Sport anglers find shorter halibut season hard to swallow
MARK HUME
mhume@globeandmail.com
October 27, 2008
VANCOUVER -- When the federal Department of Fisheries and Oceans suddenly announced last week that the sport fishing season for halibut was closing early, it sent a shudder along the West Coast.
With salmon stocks at historic lows, recreational anglers this year have increasingly turned their attention to halibut.
Guides and lodges especially have been counting on the bottom fish to get them through a poor salmon season, with many advertising their access to good halibut grounds.
But with two months left to go in the season, the DFO has announced fishing will be closed from Oct. 31 to Dec. 31. Guides will have to cancel any trips they have booked and lodges that are now selling next year's season at outdoor shows will have to explain to customers why this season has been cut short.
The Sport Fishing Institute of British Columbia was quick to condemn the government, noting that in 2003, Robert Thibault, who was then fisheries minister in the Liberal federal government, introduced a halibut allocation policy that promised no in-season closings.
That policy, subsequently adopted by the Conservative government, split the annual allowable catch between the commercial fleet (88 per cent) and the recreational fleet (12 per cent).
Mr. Thibault said the new sharing agreement would balance the interests of the two sectors, allow the DFO to better manage stocks and provide for greater certainty because "there will be no closure of the sport fishery in-season."
But that was then, and now, as of Friday, some 300,000 recreational licence holders will no longer be allowed to go out for halibut.
"This decision represents the complete failure of government's halibut allocation policy in that recreational anglers are being told to stay home while commercial fishers will continue to harvest halibut," said Rob Alcock, president of the Sport Fishing Institute.
Mr. Alcock described the DFO's halibut allocation policy as "flawed beyond repair" and said it is causing undue hardship to recreational anglers.
But Sue Farlinger, regional director of Fisheries Management for the DFO, said that while the sudden closing is regrettable, it shows the policy is doing just what it was designed to do: provide better protection for halibut and greater stability for fishing sectors in the long run.
Ms. Farlinger said the closing is necessary because sport fishermen have taken far more halibut than was anticipated at the start of the season.
With salmons stocks down, more anglers have been going after halibut. The result is that sport fishermen have caught 300,000 pounds more than the limit set in the total allowable catch.
At the start of the season, the TAC for sport anglers was set at just over one million pounds. Through a one-season arrangement, the DFO then awarded an additional 150,000 pounds to the sport fleet, by in effect leasing allocation from the commercial TAC.
But even that bumped-up share wasn't enough, as sport anglers have now caught 1.45 million pounds of halibut.

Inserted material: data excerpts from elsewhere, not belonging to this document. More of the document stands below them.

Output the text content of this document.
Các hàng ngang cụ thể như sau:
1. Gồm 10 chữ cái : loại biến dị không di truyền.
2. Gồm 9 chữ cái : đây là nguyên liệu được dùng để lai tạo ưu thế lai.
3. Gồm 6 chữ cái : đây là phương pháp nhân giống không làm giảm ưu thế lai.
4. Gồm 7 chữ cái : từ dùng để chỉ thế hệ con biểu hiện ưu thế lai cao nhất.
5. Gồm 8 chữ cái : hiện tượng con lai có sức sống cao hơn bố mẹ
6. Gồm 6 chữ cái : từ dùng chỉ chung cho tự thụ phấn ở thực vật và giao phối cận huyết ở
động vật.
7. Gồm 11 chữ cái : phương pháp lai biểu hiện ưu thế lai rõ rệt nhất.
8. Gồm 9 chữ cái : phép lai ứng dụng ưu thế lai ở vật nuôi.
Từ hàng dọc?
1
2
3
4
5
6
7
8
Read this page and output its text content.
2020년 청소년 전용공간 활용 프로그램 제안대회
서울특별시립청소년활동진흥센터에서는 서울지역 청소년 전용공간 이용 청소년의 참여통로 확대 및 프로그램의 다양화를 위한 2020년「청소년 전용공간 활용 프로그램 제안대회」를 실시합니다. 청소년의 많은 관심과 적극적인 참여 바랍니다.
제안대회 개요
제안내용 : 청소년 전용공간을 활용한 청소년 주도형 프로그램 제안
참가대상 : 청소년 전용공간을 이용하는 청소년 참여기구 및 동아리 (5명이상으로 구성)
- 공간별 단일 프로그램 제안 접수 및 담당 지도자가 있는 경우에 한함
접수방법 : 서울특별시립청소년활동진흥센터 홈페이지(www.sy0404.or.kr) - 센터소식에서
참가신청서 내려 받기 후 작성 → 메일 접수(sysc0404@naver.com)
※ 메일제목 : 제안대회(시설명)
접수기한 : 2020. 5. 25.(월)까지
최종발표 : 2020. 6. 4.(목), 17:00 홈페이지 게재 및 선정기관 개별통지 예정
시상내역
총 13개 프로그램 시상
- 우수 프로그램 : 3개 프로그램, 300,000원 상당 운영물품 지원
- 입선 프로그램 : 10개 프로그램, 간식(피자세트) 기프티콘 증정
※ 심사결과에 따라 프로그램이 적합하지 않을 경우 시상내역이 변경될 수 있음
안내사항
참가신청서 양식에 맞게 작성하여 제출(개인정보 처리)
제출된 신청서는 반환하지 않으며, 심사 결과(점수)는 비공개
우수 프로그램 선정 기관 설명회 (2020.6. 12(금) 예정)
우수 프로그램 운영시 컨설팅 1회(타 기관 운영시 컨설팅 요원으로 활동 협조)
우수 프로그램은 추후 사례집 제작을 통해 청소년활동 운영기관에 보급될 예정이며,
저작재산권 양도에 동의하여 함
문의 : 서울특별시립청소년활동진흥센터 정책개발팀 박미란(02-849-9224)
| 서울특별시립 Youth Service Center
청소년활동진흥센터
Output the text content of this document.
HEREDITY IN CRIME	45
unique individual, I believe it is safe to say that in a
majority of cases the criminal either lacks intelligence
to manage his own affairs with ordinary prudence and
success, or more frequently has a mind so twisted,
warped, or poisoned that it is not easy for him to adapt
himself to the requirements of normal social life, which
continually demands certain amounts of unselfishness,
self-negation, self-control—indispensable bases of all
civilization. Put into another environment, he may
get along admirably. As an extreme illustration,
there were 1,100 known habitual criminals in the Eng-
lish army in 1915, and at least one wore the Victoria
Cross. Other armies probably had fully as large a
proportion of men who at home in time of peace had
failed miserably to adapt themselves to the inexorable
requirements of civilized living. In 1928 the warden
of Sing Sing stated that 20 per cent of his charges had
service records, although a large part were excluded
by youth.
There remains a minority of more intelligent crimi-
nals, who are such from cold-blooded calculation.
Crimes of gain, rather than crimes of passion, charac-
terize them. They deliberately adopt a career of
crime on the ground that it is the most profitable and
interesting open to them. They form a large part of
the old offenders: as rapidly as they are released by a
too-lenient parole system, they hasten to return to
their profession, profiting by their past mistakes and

The Sport Fishing Institute estimates that if recreational anglers were allowed to keep fishing they would catch only about 10,000 pounds of halibut over the next two months, less than what the commercial fleet took in a 24-hour period last week.
So shutting the sport fishery makes no sense from a conservation standpoint, the institute argues.
But it's more complicated than that. Among the things the government has to consider is what federal officials report when they sit down to a joint Canada-U.S. panel that manages halibut stocks.
Because halibut range across B.C.'s borders with both Alaska and Washington, the fishery is managed co-operatively, with TACs set in Canada and the United States each season for sport and commercial sectors.
Each country expects the other to stick to its TAC and is held accountable at the annual meetings.
"Well, if we were to say to anybody 'you're over quota but we're not going to close you because you're not going to take very much more,' you know, that's a bit of a difficult argument. We need to respond responsibly when the fishing plan is not functioning as it was intended to," Ms. Farlinger said.
She added that halibut stocks are in decline and that is added incentive to stay as close to the TAC as possible.
Given all that, it seems the DFO had little choice but to close the sport fishery for halibut.
And the worst may be yet to come for sport anglers. In the past, when the commercial fleet has exceeded its TAC, the DFO has deducted an equal amount from the catch allocated the next season.
That means next year sport anglers could see the one-million-pound TAC cut substantially. And if they keep fishing halibut with the same intensity as they did this year, the season could end much sooner.